Famed historian Kevin Kruse did not support this snide jackassery that agreed with Fox News’ central premise, but he certainly didn’t disagree with Nichols’ point either, quoting him and writing “protesters can wave whatever they want, but as someone who’s written about protests like this, I’d politely suggest if you’re trying to dispel racist claims that you’re an army from a foreign country, maybe *don’t* wave a foreign country’s flag as you square off against US troops?”
This is classic well-meaning but missing the point liberalism. The kind that cedes the ground underneath its own feet to the right-wing, and then tries to come up with some sort of anti-logic that adheres to its deranged terms in an attempt to win an argument inherently designed for liberals to never win. Liberals need to stop echoing Fox News and tone policing protests, especially when actual scientific evidence strongly suggests the 2020 George Floyd protests helped defeat Trump by “shift[ing] people’s attitudes about racial disparities.” I would assert that a far more powerful image than a protest filled with only American flags is one filled with American flags, plus flags from all over the world. What better way to communicate the true values of our country than that?
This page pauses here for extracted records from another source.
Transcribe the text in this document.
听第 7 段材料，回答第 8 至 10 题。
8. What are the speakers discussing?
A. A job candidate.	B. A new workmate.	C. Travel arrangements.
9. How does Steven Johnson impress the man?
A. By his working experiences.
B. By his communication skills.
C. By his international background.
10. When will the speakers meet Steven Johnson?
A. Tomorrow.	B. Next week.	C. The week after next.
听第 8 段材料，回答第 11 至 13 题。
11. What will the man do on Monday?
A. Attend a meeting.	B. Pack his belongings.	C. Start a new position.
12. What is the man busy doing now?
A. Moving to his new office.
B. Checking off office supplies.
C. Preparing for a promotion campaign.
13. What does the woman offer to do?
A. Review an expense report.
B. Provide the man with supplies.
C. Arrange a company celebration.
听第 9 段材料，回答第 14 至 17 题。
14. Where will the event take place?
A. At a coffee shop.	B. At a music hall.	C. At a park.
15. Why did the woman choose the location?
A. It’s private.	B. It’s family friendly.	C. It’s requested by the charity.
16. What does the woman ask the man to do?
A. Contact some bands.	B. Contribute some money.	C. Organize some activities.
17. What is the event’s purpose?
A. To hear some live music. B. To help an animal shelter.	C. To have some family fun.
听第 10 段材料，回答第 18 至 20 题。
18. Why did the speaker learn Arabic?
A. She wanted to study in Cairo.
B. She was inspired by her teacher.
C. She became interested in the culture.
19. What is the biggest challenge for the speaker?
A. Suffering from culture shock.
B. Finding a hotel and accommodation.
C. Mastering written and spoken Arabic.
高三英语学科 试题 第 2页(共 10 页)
“Give me your tired, your poor, your huddled masses yearning to breathe free” is the antithesis of Stephen Miller’s politics. The Statue of Liberty points outward, not inward. This gift from our French revolutionary allies embodies the best of America, that this is a country that welcomes people from all around the world with open arms, not rubber bullets and flash grenades. At its best, the United States is a beacon of hope for planet earth, and Trump is trying to take away our defining ethos that anyone can be an American.